On Track With Bro. Larry
The pulse of our culture’s life is created partly by our biological heartbeat and partly by the electronic circuitry of our technological partners. Unless we are out wilderness hiking (and sometimes even then), it is virtually impossible for us to proceed through a normal day without reaching out for the aid or comfort of some gas-powered, electrically-charged, fiber-optic-controlled gizmo.
In general, it is easy for us to have "faith" in those technological advances that make our lives easier, more comfortable, more efficient and more self- sufficient.

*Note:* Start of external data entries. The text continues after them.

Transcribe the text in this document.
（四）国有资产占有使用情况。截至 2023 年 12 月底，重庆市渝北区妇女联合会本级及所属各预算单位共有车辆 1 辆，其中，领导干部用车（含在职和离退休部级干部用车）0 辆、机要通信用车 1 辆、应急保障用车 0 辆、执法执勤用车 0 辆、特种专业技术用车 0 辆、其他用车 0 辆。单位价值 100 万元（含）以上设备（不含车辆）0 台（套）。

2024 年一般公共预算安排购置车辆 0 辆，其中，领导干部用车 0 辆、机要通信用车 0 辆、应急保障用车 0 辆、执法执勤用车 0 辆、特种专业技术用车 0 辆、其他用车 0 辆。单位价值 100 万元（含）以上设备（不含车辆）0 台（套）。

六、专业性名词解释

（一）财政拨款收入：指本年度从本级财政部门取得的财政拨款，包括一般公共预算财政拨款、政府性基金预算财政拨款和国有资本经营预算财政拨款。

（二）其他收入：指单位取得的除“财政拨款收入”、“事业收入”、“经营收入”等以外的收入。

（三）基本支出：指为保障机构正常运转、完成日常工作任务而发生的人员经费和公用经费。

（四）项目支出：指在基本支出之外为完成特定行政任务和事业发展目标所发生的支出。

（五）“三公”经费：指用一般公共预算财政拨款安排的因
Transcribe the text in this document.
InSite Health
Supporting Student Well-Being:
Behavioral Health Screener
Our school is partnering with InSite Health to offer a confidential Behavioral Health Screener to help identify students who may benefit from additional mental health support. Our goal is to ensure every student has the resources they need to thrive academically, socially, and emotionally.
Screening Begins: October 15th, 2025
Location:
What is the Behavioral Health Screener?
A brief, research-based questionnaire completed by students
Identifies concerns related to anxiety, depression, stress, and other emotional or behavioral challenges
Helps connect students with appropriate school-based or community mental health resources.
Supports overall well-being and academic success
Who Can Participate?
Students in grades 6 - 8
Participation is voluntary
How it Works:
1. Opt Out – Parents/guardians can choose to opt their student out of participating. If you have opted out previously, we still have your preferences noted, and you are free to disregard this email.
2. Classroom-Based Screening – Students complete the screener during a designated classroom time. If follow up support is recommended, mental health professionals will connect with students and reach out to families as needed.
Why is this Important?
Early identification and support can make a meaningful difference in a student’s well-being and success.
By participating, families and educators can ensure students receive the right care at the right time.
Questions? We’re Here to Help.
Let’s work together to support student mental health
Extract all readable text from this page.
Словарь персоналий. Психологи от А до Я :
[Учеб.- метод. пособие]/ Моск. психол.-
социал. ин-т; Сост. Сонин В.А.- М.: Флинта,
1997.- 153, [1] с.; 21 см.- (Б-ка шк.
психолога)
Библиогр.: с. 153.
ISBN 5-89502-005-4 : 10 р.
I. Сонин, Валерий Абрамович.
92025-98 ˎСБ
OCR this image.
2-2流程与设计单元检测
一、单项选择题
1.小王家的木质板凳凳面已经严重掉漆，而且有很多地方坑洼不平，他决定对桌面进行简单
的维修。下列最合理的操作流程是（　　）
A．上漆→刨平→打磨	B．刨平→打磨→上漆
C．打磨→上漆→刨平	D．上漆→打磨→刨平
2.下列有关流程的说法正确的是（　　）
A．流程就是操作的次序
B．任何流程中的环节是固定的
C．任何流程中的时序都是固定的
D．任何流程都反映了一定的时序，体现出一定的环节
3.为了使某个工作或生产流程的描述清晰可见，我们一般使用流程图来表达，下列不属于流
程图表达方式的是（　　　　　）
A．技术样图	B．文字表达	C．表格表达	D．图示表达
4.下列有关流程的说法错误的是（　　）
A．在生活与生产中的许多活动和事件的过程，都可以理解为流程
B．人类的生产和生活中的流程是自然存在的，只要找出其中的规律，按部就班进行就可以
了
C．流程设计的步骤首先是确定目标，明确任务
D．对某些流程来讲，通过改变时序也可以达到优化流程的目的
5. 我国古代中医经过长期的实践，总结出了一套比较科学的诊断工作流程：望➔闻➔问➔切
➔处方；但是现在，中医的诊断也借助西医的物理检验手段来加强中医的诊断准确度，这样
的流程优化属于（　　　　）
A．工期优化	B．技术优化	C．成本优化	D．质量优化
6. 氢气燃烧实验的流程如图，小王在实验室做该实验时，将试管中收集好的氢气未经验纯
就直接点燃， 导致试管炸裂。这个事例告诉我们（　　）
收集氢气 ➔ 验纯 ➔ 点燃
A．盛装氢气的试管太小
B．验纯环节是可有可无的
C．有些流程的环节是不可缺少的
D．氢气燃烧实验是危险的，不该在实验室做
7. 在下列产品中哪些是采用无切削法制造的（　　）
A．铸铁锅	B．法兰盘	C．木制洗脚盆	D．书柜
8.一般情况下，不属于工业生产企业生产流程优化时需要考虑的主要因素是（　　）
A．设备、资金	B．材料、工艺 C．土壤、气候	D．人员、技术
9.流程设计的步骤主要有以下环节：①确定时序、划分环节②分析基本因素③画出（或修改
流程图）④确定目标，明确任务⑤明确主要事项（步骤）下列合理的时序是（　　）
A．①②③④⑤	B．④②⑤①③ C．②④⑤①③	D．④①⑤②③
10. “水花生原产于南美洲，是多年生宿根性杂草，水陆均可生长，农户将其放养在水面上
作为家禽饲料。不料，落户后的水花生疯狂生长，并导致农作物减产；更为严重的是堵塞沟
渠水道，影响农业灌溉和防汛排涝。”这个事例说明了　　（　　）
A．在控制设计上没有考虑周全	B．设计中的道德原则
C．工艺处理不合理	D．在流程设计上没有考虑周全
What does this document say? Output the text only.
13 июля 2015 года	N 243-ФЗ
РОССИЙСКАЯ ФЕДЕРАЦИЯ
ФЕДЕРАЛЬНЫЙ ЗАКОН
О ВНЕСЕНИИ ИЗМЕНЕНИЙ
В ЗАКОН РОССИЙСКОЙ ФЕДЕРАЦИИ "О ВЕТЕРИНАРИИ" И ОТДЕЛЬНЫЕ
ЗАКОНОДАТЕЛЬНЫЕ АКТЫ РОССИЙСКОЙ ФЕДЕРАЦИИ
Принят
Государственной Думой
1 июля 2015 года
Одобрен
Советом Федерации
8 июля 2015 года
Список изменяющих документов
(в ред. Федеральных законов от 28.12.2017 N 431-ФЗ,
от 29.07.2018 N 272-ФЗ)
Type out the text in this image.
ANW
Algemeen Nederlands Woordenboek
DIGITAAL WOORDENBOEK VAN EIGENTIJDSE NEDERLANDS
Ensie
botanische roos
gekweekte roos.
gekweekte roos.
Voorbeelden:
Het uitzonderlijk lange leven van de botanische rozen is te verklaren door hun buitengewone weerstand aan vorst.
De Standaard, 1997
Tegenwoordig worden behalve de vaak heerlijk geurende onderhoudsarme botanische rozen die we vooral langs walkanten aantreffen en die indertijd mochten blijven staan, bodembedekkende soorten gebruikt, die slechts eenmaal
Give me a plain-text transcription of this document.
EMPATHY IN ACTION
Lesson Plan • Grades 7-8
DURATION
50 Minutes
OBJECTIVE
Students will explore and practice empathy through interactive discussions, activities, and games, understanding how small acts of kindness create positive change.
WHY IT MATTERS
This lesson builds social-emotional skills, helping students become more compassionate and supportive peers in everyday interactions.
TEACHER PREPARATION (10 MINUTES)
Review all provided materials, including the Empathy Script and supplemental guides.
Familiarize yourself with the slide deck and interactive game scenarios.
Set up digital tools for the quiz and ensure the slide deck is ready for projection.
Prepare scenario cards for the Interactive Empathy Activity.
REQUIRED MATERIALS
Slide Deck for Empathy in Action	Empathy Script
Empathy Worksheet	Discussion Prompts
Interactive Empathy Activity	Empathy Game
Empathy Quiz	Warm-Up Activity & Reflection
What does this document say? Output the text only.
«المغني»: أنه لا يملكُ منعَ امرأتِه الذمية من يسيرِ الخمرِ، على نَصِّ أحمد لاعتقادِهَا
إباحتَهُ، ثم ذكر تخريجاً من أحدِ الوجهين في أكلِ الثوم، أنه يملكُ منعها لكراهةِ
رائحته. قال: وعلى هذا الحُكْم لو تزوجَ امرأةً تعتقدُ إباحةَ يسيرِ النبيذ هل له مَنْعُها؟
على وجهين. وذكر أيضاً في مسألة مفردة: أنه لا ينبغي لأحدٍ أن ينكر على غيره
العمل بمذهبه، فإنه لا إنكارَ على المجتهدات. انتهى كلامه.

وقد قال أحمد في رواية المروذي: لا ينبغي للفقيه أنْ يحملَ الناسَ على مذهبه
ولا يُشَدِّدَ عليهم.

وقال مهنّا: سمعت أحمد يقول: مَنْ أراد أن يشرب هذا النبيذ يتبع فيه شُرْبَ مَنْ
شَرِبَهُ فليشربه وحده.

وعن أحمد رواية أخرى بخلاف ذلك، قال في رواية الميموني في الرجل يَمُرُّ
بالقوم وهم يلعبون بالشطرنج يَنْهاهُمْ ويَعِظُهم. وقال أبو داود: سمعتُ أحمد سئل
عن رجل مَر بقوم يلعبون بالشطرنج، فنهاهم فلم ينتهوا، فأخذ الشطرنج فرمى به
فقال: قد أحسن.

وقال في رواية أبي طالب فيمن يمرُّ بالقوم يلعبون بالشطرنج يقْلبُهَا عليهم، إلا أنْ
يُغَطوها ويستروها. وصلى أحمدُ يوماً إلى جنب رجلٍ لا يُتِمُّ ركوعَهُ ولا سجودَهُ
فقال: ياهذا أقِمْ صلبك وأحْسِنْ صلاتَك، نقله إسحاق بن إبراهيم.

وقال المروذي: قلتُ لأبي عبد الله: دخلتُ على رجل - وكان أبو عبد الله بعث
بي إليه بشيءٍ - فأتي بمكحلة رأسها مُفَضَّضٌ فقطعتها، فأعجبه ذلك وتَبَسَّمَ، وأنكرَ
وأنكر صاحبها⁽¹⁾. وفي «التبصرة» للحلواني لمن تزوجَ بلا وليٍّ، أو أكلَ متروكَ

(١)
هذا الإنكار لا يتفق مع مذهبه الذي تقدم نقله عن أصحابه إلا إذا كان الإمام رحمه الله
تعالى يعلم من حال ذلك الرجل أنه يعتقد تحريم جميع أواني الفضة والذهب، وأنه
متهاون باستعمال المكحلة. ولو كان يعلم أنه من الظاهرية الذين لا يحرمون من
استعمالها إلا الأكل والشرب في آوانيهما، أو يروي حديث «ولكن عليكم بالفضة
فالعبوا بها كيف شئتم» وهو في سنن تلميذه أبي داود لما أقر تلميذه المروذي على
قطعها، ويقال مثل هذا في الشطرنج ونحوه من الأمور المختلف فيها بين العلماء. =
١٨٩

How ironic: The easier it becomes to have faith in the technological world of things human beings have created, the more difficult it is for us to have faith in the promises of God. "Having faith" is not nearly as comforting as "having proof." Living "by faith" is far more frightening to us than living "on credit." Staking our futures on God's promises sounds riskier than investing our futures in the possibilities promised by more technological gadgetry. To "have faith" and to live "by faith" may have been okay for some old wandering Aramean with no mortgage, no car payments, no deadlines, even no children. But we see "faith" as far too shaky a basis for our own complex, convoluted lives.
It is easy to point to those few among us who have based their movement through life on faith and see nothing but failures and frustrations. In spite of what you hear from television evangelists, to live by faith doesn't mean that every wish will be fulfilled or that you will always be successful. Hebrews 11 records a whole litany of those who have lived by faith. Yet it also makes it clear that, for generations, those faithful patriarchs and matriarchs and their people never reached their ultimate goal. Abraham's life of faith sees him out on a road toward a homeland he never gained. Sara died after becoming a mother to just one child. Isaac and Jacob were never established in any way.
But if living by faith doesn't mean you will live "successfully," it does mean you will live victoriously. Living victoriously by faith means we can live secure in the knowledge that we may have absolute trust, complete confidence, in the promises of God. Living victoriously means being relieved of that death grip of panic and doubt that can freeze us out of any forward movement. Living victoriously in faith means we are free to envision our way forward in life, empowered to work with every fiber of our being to participate in that vision’s birth. Faith in God's promises, faith in God's continued presence – faith itself is the victory. When we live by faith, there can be nothing less than a victorious ending.